Air-oil burner, using low S liquid fuel, is used for pre-heating the newly lined EOF hearth and shell. This ensures proper thermal balance while processing the first heat. Thereafter, between the heats, burner is not required to be used. In case of any long stoppage, it is desirable to pre-heat the furnace before charging subsequent heats.
These days EOFs are equipped with very elaborate instrumentation system where total control is through an on-line PLC/computer system. Safety net provided is exceptionally good in order to ensure safe operation and repeatability of the process. The computer has the facility for the automatic data logging and also for raising the alarm system when any sub-system is malfunctioning.
The typical operating parameters of the EOF are (i) 340 days per annum of furnace availability, (ii) charge composition consisting of 50 % – 90 % of HM with balance of solid charge, (iii) tap to tap time in the range of 30 minutes to 50 minutes, (iv) a tapping temperature of 1700 deg C without a ladle furnace and 1650 deg C with a ladle furnace, and (v) time needed for bottom exchange (between campaigns) is in the range of 12 hours to 24 hours.
The typical specific consumption per ton of liquid steel are (i) HM-778 kg/t (70 %), (ii) Solid charge consisting of pig iron and steel scrap-333 kg/t (30 %), (iii) lime-45 kg/t (depending on P content of the HM, (iv) O2 consumption in the range of 50 N cum/t to 70 N cum/t, (v) N2 consumption in the range of 3 N cum/t to 5 N cum/t, (vi) fuel consumption in the range of 5 million calories per ton (Mcal/t) to 10 Mcal/t, (vii) refractory consumption around 6 kg/t, (viii) gunning material consumption around 4 kg/t, and (vii) metallic yield in the range of 87 % to 89 %.
Process flow of the EOF process and a typical cross section of the shop are shown in Fig 4 and Fig 5.
Fig 4 Process flow of the EOF process
Fig 5 Typical cross section of the EOF shop
Advantages of EOF
Various advantages of the EOF process are given below.

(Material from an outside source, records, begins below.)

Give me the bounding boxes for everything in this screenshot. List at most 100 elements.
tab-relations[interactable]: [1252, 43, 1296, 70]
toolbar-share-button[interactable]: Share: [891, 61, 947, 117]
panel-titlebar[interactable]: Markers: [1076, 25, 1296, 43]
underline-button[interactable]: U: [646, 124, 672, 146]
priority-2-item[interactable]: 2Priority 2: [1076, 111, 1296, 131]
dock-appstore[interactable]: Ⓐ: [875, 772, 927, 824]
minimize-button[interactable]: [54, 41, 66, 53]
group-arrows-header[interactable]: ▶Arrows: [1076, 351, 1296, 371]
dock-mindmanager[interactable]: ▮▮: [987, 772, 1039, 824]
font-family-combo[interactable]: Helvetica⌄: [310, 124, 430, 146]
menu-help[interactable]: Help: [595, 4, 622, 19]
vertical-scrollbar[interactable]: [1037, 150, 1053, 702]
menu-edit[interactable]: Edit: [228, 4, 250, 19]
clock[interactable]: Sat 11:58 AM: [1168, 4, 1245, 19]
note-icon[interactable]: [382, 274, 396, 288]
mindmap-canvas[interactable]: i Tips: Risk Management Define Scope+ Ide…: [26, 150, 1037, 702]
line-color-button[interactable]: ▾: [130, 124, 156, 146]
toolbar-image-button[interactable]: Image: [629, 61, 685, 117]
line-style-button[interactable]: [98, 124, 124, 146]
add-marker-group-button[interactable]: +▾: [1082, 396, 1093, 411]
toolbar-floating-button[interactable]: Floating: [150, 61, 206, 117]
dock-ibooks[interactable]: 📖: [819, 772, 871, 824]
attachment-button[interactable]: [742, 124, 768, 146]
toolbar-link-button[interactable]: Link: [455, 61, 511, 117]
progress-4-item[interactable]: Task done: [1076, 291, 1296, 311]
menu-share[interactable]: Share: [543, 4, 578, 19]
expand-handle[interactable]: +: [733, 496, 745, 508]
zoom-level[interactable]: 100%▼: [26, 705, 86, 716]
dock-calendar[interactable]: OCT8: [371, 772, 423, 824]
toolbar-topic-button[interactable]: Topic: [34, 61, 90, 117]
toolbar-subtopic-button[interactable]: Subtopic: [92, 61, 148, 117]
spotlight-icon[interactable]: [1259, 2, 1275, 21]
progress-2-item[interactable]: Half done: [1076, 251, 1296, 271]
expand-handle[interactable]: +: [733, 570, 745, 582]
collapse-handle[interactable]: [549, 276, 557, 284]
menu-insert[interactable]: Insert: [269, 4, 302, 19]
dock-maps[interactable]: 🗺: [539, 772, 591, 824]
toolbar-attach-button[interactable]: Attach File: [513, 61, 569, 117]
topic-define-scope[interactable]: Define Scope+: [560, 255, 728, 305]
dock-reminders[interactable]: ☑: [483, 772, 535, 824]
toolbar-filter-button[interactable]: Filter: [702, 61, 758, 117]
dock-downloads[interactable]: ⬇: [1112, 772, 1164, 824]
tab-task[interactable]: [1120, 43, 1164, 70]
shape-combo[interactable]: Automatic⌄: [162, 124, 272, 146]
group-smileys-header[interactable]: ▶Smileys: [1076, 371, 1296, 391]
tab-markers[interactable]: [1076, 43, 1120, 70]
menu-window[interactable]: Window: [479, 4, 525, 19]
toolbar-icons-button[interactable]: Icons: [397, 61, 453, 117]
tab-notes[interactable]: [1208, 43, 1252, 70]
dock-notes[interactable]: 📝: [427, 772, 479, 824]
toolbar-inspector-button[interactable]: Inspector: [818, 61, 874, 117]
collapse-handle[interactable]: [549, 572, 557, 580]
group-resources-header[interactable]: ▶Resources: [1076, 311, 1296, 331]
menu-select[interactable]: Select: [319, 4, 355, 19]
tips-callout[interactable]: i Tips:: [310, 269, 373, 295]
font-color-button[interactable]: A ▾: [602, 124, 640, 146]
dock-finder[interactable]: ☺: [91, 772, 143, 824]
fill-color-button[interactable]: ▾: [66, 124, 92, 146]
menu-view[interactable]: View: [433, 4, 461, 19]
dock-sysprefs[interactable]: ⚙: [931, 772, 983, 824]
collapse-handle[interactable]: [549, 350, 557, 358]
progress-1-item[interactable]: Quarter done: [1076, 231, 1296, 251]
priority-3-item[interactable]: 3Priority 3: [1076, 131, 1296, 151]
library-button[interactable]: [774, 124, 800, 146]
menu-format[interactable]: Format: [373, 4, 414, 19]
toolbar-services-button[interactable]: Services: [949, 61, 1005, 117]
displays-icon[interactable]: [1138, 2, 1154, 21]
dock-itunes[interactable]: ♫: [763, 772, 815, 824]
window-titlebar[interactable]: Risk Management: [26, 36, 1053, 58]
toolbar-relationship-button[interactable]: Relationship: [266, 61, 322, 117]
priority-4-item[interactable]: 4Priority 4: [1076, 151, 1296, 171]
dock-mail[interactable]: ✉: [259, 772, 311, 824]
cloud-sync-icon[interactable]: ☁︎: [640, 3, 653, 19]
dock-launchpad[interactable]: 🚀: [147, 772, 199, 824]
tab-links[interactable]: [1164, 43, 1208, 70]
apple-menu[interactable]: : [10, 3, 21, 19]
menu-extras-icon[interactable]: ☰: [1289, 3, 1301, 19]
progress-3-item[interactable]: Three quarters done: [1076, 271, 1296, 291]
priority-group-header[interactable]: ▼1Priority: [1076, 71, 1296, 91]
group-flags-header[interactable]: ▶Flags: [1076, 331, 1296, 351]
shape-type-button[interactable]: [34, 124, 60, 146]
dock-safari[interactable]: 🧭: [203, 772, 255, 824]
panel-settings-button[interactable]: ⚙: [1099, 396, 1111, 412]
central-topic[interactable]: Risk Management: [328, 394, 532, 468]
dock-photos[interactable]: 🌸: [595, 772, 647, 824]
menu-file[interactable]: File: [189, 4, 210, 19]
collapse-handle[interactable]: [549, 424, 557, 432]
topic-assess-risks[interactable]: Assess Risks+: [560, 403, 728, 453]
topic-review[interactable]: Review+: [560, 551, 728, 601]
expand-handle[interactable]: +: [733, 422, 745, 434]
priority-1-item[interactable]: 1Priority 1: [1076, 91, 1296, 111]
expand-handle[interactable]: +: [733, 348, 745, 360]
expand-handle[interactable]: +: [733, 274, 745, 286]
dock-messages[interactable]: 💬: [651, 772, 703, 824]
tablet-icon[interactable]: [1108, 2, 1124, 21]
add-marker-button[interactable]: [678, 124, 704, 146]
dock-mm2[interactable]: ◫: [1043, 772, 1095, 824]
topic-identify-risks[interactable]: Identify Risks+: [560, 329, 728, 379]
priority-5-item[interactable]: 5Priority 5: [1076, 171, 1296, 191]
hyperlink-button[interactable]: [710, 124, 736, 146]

- There is a wide flexibility with regards to the metallic charge mix. The advantages are more when HM availability is less say 50 % from the ironmaking process. There is flexibility also with respect to solid charge (scrap, pig iron).
- The process is advantageous in case of low availability of electrical energy.

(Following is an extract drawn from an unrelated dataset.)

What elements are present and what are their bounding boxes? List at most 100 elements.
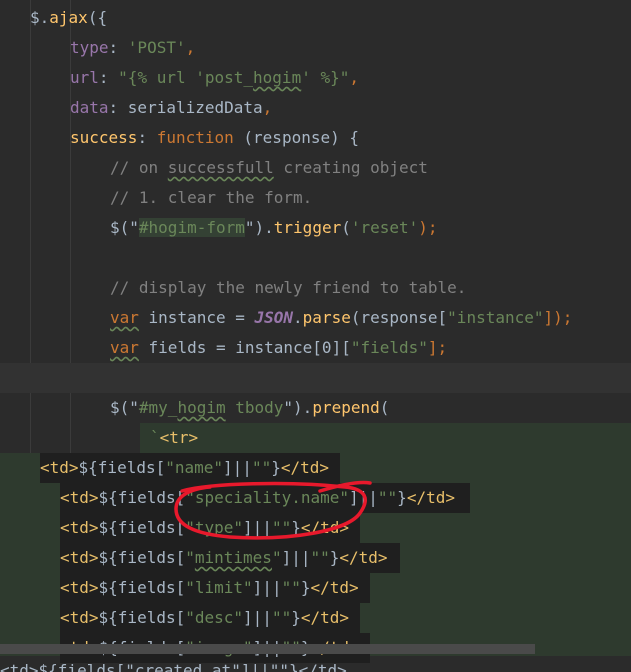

- The process has high productivity and good furnace availability.
- The produced liquid steel has good metallurgical properties, especially with regards to de-phosphorization and de-sulphurization.
- The liquid steel has low content of tramp elements.
- The inclusion level in the steel is reduced greatly due to continuous flushing of slag during the blow and also due to slag free tapping.
- The tapped steel can be directly transferred to the continuous casting machine or can be sent to secondary metallurgy units.
- EOF has simple process control and can be fully automated.
- The process is energy efficient.
- The process works under slightly negative pressure hence there is hardly any dust emissions.
- There is low noise level.
- Flexibility with respect to solid charge materials (scrap, pig iron) is another attraction.